“Inside out” (id., 2015) è il terzo lungometraggio animato del regista del Minnesota Pete Docter (con la co-regia di Ronnie del Carmen).
La Pixar ci ‘regala’ un film animato di pura delizia: raffinato, commovente, intelligente e splendidamente congegnato (dentro e fuori le forme animate).
Un gusto unico sorbirsi (rinfrescando cuore e cervello) le immagini di grande pulizia con una storia ardita e piena di rimandi alla tecnica filmica pura con ‘depistaggi’ succulenti verso altre pellicole della stessa produzione.
Che dire? Sembrerebbe un film per bambini e tale è la sua idea generale ma per quello che osa dire e in che modo c’è da chiedersi se un adulto di qualsivoglia età (una mamma o un papà ma anche dei nonni) trova delle risposte a delle domande (importanti) che un adolescente(pre-pubertà) può porre: e non si può scappare su tutto quello il film mette in cantiere con un’ironia e uno sberleffo saggio verso il mondo ipocritamente fasullo. I luoghi contano molto, anzi moltissimo: l’infanzia e gli amici, la casa e i sorrisi, i posti natii e la propria camera. Tutto questo è quello che Riley non vuole dimenticare e fino all’ultimo vuole riavere per essere contenta e aprire gli occhi con gioia (un sorriso vero che parte dai sentimenti).
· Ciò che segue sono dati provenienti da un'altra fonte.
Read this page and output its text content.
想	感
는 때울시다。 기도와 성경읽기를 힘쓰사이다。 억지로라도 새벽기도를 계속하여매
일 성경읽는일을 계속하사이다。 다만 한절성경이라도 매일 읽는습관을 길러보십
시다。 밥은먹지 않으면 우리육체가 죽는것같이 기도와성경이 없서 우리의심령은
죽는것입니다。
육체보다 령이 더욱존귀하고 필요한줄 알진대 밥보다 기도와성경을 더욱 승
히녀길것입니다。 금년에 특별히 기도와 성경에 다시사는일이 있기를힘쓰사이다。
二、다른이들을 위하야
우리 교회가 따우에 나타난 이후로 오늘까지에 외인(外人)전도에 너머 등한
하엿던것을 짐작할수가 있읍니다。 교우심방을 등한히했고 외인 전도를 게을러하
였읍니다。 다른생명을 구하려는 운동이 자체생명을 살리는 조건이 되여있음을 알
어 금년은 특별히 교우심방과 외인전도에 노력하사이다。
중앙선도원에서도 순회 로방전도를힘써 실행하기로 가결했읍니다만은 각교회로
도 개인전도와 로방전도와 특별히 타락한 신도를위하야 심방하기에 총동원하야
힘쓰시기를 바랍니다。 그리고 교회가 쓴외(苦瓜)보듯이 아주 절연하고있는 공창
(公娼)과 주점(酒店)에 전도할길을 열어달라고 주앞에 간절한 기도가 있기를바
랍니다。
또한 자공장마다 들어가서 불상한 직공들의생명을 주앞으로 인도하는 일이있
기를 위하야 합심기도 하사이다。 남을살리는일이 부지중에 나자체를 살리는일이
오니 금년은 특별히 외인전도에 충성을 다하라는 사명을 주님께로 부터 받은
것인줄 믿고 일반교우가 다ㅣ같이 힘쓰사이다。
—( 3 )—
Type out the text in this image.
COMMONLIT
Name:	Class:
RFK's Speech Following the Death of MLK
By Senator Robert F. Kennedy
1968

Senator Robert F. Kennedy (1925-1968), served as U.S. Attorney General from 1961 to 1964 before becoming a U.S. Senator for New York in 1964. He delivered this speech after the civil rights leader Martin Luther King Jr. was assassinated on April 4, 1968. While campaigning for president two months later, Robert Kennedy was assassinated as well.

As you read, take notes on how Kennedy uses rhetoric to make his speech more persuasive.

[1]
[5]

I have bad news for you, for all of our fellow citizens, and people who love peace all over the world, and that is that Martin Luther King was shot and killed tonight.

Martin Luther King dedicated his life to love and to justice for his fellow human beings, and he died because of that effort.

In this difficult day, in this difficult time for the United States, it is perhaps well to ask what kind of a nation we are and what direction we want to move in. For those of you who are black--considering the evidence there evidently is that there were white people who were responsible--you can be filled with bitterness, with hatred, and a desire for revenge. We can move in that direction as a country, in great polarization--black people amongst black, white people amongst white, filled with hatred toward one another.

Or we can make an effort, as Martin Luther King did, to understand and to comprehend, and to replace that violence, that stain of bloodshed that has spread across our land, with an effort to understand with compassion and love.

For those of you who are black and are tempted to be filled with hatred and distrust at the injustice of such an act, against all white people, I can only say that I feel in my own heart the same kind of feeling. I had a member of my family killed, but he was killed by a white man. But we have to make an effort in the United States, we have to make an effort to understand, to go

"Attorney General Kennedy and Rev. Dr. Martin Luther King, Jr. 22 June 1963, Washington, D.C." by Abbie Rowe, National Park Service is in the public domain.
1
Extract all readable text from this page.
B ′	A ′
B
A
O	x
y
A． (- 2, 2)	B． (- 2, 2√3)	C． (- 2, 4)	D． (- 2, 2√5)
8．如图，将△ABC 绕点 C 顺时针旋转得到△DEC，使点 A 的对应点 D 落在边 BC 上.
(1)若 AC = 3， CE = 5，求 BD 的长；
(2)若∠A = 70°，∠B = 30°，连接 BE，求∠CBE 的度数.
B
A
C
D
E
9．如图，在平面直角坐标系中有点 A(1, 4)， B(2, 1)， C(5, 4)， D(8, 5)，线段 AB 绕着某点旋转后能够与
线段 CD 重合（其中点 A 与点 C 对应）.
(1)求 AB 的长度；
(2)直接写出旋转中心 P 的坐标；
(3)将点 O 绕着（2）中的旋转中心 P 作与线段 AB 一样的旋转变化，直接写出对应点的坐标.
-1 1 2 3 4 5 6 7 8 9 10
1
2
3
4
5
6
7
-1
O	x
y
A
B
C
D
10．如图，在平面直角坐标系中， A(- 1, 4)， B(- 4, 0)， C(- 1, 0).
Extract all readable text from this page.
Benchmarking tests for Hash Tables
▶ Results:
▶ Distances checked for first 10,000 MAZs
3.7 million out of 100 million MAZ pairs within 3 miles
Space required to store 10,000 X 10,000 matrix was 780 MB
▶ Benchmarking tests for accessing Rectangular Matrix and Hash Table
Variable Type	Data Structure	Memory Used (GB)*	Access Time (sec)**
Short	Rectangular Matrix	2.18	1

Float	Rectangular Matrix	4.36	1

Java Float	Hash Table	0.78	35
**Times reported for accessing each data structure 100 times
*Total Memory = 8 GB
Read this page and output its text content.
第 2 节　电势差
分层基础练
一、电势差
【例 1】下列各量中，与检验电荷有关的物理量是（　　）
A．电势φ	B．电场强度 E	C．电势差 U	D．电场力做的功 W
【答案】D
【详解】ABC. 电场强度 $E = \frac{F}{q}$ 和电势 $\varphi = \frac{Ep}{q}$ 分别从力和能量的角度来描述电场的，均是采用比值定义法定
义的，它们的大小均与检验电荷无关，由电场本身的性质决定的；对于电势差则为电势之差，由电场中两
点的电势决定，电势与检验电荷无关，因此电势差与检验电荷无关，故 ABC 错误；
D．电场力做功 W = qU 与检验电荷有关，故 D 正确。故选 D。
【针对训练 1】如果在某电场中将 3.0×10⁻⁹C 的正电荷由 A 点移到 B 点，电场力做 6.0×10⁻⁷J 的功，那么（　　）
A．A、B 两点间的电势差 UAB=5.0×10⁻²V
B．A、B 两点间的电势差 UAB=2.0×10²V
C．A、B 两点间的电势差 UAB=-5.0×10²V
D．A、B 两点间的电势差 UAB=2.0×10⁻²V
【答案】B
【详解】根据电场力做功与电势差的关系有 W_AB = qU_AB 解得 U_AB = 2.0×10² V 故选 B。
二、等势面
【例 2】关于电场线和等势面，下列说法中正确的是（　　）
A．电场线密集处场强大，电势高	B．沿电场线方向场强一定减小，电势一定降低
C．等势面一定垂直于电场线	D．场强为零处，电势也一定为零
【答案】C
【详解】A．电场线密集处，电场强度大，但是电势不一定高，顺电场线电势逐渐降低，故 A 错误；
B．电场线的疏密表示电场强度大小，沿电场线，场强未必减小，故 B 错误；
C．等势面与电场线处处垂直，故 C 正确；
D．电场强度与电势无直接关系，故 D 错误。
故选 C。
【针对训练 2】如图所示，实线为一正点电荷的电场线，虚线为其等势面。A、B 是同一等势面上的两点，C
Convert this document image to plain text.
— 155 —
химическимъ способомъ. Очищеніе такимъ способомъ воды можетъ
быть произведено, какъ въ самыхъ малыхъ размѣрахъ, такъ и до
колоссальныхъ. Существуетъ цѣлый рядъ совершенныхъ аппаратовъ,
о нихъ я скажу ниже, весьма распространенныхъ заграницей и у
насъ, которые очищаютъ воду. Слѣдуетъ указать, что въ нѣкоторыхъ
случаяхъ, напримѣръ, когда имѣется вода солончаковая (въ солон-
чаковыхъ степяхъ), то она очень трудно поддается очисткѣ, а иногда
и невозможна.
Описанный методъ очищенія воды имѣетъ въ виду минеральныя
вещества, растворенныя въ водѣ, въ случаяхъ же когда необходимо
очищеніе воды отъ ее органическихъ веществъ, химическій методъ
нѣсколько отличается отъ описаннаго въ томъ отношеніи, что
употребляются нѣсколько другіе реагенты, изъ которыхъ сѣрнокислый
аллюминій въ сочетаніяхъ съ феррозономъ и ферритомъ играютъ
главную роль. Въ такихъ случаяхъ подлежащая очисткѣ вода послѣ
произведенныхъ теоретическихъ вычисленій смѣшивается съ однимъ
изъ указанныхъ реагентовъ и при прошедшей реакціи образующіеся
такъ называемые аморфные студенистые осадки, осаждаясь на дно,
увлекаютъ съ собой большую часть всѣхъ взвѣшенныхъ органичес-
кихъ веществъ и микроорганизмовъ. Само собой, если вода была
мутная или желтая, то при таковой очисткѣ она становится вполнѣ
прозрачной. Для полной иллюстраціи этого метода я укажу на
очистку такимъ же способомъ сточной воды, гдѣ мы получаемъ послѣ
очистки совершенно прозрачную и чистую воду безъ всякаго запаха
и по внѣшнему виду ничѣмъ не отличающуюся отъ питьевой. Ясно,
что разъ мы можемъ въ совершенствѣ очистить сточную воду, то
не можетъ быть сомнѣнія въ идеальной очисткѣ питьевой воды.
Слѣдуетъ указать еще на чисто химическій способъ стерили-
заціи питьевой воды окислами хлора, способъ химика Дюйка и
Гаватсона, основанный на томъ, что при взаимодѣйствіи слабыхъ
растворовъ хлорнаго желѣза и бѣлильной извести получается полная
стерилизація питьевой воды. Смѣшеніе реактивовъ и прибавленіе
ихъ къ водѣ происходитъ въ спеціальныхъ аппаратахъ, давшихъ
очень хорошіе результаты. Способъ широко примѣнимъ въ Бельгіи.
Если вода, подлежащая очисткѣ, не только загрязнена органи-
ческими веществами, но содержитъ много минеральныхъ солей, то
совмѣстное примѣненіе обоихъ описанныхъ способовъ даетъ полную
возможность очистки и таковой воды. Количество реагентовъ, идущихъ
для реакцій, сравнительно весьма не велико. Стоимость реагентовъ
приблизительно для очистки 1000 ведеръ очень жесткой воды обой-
La bambina Riley vuole vivere (con noi) tutto quello che di bello (e semplice) si desidererebbe avere in una famiglia dalle risorse spontanee ed educate. Gli intoppi sono quelli di una crescita e di uno (di)stacco da ciò che il mondo attorno ti fa toccare senza aspettarsi nulla e senza togliersi il niente.
Dal Minnesota (la patria del regista) a San Francisco, dal paese sperduto alla città dei sogni, dal freddo hockey al Golden Gate: tutto sembra sorridere alla vita della bambina di undici anni. Invece le cose non vanno esattamente per il verso giusto. La nuova casa (spoglia di cose e di affetti) è ancora da riempire, il trasloco è ancora vuoto e il trasporto della mobilia si è perso (imprevisti umani sono sempre da contare) nel lungo viaggio. Si deve aspettare e il dormire non è proprio tenero sopra il pavimento come una tenda all’aperto (senza lezioni morali dei senza-tetto e dei bambini abbandonati): il ricordo e la vecchia casa sono lì tediosamente gioiosi che inseguono Riley nel suo peregrinare interiore.
La pellicola si snoda in modo magistrale scavando l’intimità (pura) di un essere in bilico tra tante cose da ‘soddisfare’ e ciò che si vede è il ‘dentro’ con i personaggi-emozioni visibili a noi come la gioia, (Joy) la tristezza (Sadness), la rabbia (Anger), la paura (Fear) e il disgusto (Disgust). Le voci ‘interiori’ si ‘materializzano’ per lo spettatore in un fascino emozionale che in più frangenti non ha eguali e rasenta una perfezione stilistica e una genialità a dir poco sorprendente. L’emotività è partecipe e chi guarda e osserva lo schermo ne rimane conquistato e affascinato. Commozione sincera scevra di una facile retorica ‘per bambini’ dove la storia rappresentata è piena di succo e non abbassa mai la guardia. Pixar-animazione è archetipo di cine-modernissimo (e dove il classico si nasconde nelle miriadi di biglie della memoria a lungo termine).
Ogni scena e ciascun dialogo non fanno in tempo ad essere ‘assorbiti’ perché subito dopo si cambia registro: un intervallo continuo tra pensieri arguti, riflessioni amare, sentimenti dolci, ironie alte e contorni gioiosi. Tutto in un andirivieni senza sosta e con un’arguzia di gran classe.
E salvare il salvabile dall’abisso della memoria si può con un amico ‘nuovo’ che non aspetti: Bing Bong (vestito da più animali -il Dumbo che non vola-) che aiuta Joy per farla arrivare a destinazione ‘memoria’ mentre il suo mondo si perde ai nostri occhi. Un soffio, un razzo ed ecco che tutti partecipano al ‘sogno’ di una bambina (prima della
pubertà) con Tristezza (inaspettatamente) che si trova in prima fila ad aiutare Gioia e il gruppo ‘dentro’ con mamma e papà che hanno dalla loro la festa di chi ‘animato’ salta dietro la scrivania dei pensieri tutti. E la Pixar ci lascia con i titoli di codi con animali pensanti e gatti che si prendono gioco di noi (e del mondo cartoon). In “Up” si volava fuori mentre con “Inside out” si arriva dentro ogni palloncino della (nostra) memoria.
Da ricordare che al film è abbinato un piccolo cortometraggio (“Lava”) con una canzone che ‘racconta’ l’incontro tra due vulcano (Uku e Lele).